Jeśli Twoja praca wymaga określonego dress code`u – współczuję. Ale nadal nie wybaczam zbytniej rozrzutności. Im częściej coś nosisz, niech będzie to tańsze. Łatwiej będzie wymienić na nowe.
BLUZA
Z ciekawości przejrzałem propozycje sieciówek i niestety przekonałem się o tym, że dyskryminacja ma się świetnie. Także w modzie. Co by to nie było, zawsze zapłacicie więcej.
Na zdrowy rozum męska bluza powinna być nieznacznie droższa od damskiej. W końcu to większa numeracja i więcej zużytego materiału. Jest inaczej. Damska bluza jest znacznie droższa od męskiej. Bo spece od marketingu uznali, że nie liczycie się z pieniędzmi.
100 zł do maksymalna górna granica, którą jestem w stanie zaakceptować. W porywach do 150, jeśli to dzieło modnej aktualnie marki. I ani złotówki więcej, bo to jednak tylko bluza, a nie torebka Chanel.
SUKIENKA
W tym przypadku mam na myśli kreację na specjalną okazję. Studniówka, wesele, czy jakaś inna sytuacja, która zawsze kończy się tym, że musisz kupić sobie coś nowego. Nie pochwalam, bo to nie wstyd pokazać się dwa razy w tym samym, ale cóż mogę zrobić...
Być może jestem laikiem, ale przeglądając propozycje sieciówek, nie byłem w stanie odróżnić sukienek z promocji za 100-150 zł od tych za 400-500. Tak naprawdę wszystkie warte są tyle samo, czyli znacznie mniej.
Nie twierdzę, że powinnaś wyglądać byle jak, ale skoro nie widać różnicy... Za 150 zł zrobisz dokładnie takie samo wrażenie. Nie ma sensu inwestować więcej, bo i tak po jednym wyjściu kreacja trafi na wieszak i długo nikt jej nie zobaczy.
OKRYCIE WIERZCHNIE
Moment, w którym wykażę największą wyrozumiałość. Pod warunkiem, że nie jesteś zakupoholiczką, która ma w swojej garderobie 50 kurtek, 20 płaszczy i drugie tyle żakietów.

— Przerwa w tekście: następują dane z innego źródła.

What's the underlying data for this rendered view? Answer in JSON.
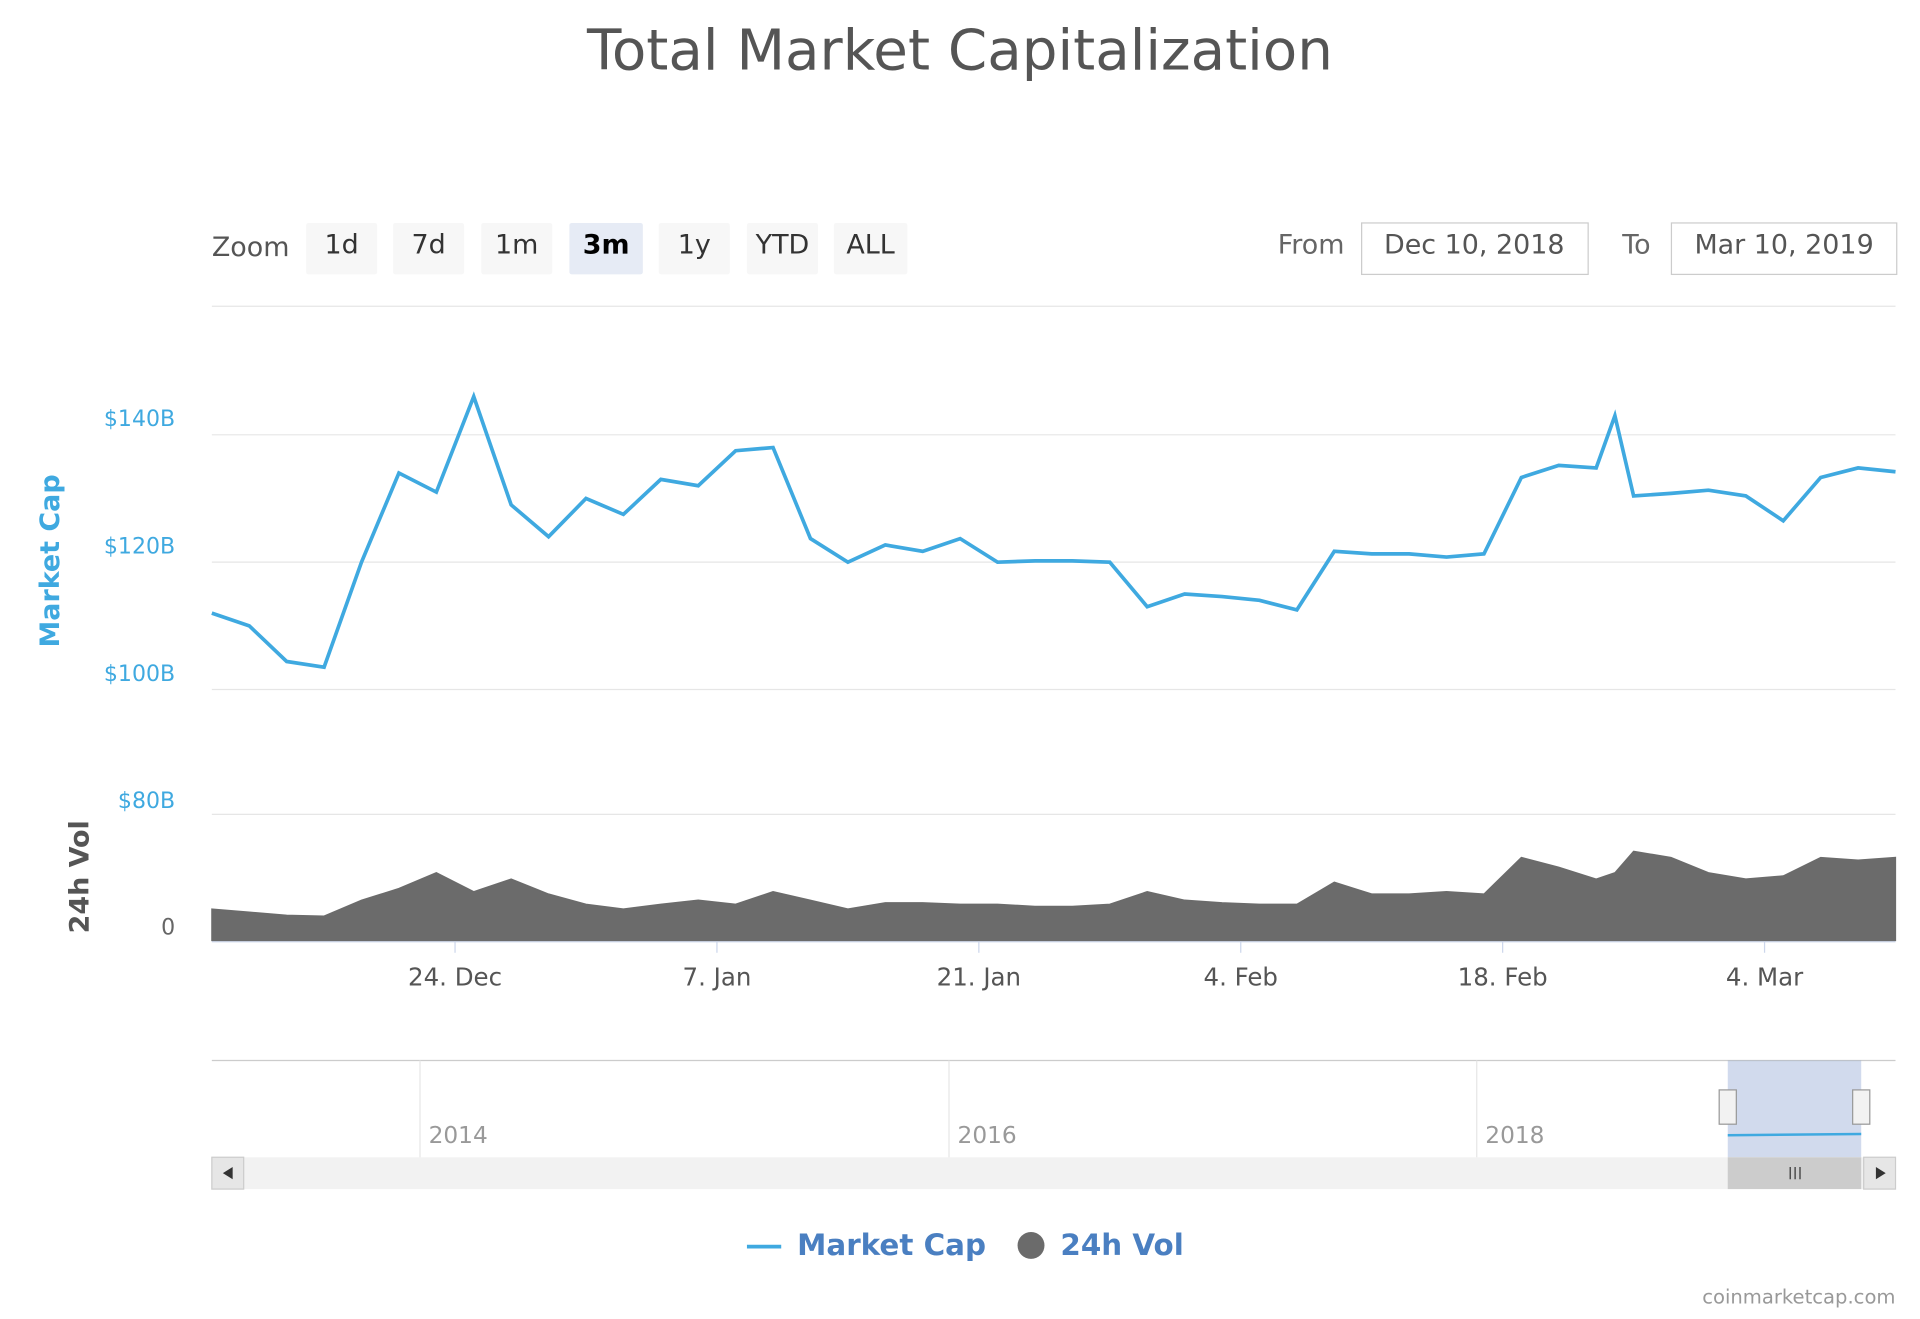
{
  "chart_data": {
    "type": "line",
    "title": "Total Market Capitalization",
    "x": [
      "2018-12-11",
      "2018-12-13",
      "2018-12-15",
      "2018-12-17",
      "2018-12-19",
      "2018-12-21",
      "2018-12-23",
      "2018-12-25",
      "2018-12-27",
      "2018-12-29",
      "2018-12-31",
      "2019-01-02",
      "2019-01-04",
      "2019-01-06",
      "2019-01-08",
      "2019-01-10",
      "2019-01-12",
      "2019-01-14",
      "2019-01-16",
      "2019-01-18",
      "2019-01-20",
      "2019-01-22",
      "2019-01-24",
      "2019-01-26",
      "2019-01-28",
      "2019-01-30",
      "2019-02-01",
      "2019-02-03",
      "2019-02-05",
      "2019-02-07",
      "2019-02-09",
      "2019-02-11",
      "2019-02-13",
      "2019-02-15",
      "2019-02-17",
      "2019-02-19",
      "2019-02-21",
      "2019-02-23",
      "2019-02-24",
      "2019-02-25",
      "2019-02-27",
      "2019-03-01",
      "2019-03-03",
      "2019-03-05",
      "2019-03-07",
      "2019-03-09",
      "2019-03-11"
    ],
    "series": [
      {
        "name": "Market Cap",
        "color": "#3fa9e0",
        "values": [
          112,
          110,
          104.4,
          103.5,
          120,
          134,
          131,
          146,
          129,
          124,
          130,
          127.5,
          133,
          132,
          137.5,
          138,
          123.7,
          120,
          122.7,
          121.7,
          123.7,
          120,
          120.2,
          120.2,
          120,
          113,
          115,
          114.6,
          114,
          112.5,
          121.7,
          121.3,
          121.3,
          120.8,
          121.3,
          133.3,
          135.2,
          134.8,
          143,
          130.4,
          130.8,
          131.3,
          130.4,
          126.5,
          133.3,
          134.8,
          134.2
        ]
      },
      {
        "name": "24h Vol",
        "color": "#6b6b6b",
        "type": "area",
        "axis": "y2",
        "values": [
          20,
          18,
          16,
          15.5,
          25.6,
          33,
          43,
          31,
          39,
          29.5,
          23,
          20,
          23,
          25.6,
          23,
          31,
          25.6,
          20,
          24,
          24,
          23,
          23,
          21.7,
          21.7,
          23,
          31,
          25.6,
          24,
          23,
          23,
          37,
          29.5,
          29.5,
          31,
          29.5,
          52.7,
          46.5,
          39,
          43,
          56.6,
          52.7,
          43,
          39,
          41,
          52.7,
          51,
          52.7
        ]
      }
    ],
    "xlim": [
      "2018-12-11",
      "2019-03-11"
    ],
    "xticks": [
      {
        "value": "2018-12-24",
        "label": "24. Dec"
      },
      {
        "value": "2019-01-07",
        "label": "7. Jan"
      },
      {
        "value": "2019-01-21",
        "label": "21. Jan"
      },
      {
        "value": "2019-02-04",
        "label": "4. Feb"
      },
      {
        "value": "2019-02-18",
        "label": "18. Feb"
      },
      {
        "value": "2019-03-04",
        "label": "4. Mar"
      }
    ],
    "ylabel": "Market Cap",
    "ylim": [
      100,
      160
    ],
    "yticks": [
      {
        "value": 100,
        "label": "$100B"
      },
      {
        "value": 120,
        "label": "$120B"
      },
      {
        "value": 140,
        "label": "$140B"
      }
    ],
    "y2label": "24h Vol",
    "y2lim": [
      0,
      80
    ],
    "y2ticks": [
      0,
      {
        "value": 80,
        "label": "$80B"
      }
    ],
    "grid": true,
    "legend": "bottom"
  },
  "ui": {
    "zoom": {
      "label": "Zoom",
      "buttons": [
        "1d",
        "7d",
        "1m",
        "3m",
        "1y",
        "YTD",
        "ALL"
      ],
      "selected": 3
    },
    "range": {
      "from_label": "From",
      "from": "Dec 10, 2018",
      "to_label": "To",
      "to": "Mar 10, 2019"
    },
    "navigator": {
      "labels": [
        "2014",
        "2016",
        "2018"
      ]
    },
    "credit": "coinmarketcap.com"
  }
}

Jeśli Twoje zakupy ograniczają się do zakupu 1-2 nowych rzeczy tego typu na każdy sezon, możesz zaszaleć. W końcu to pierwsza rzecz, którą zobaczą inni, kiedy wyjdziesz z domu. Nawet skąpy facet potrafi zrozumieć, że to nie ubranie „na raz”.
Spokojnie zmieścisz się w kwocie 200-300 zł i nawet tak zawrotny wydatek nie wyprowadzi mnie z równowagi. W końcu, na kurtkę zimową czy wiosenną Twój facet wydaje niewiele mniej, ale się do tego nie przyznaje.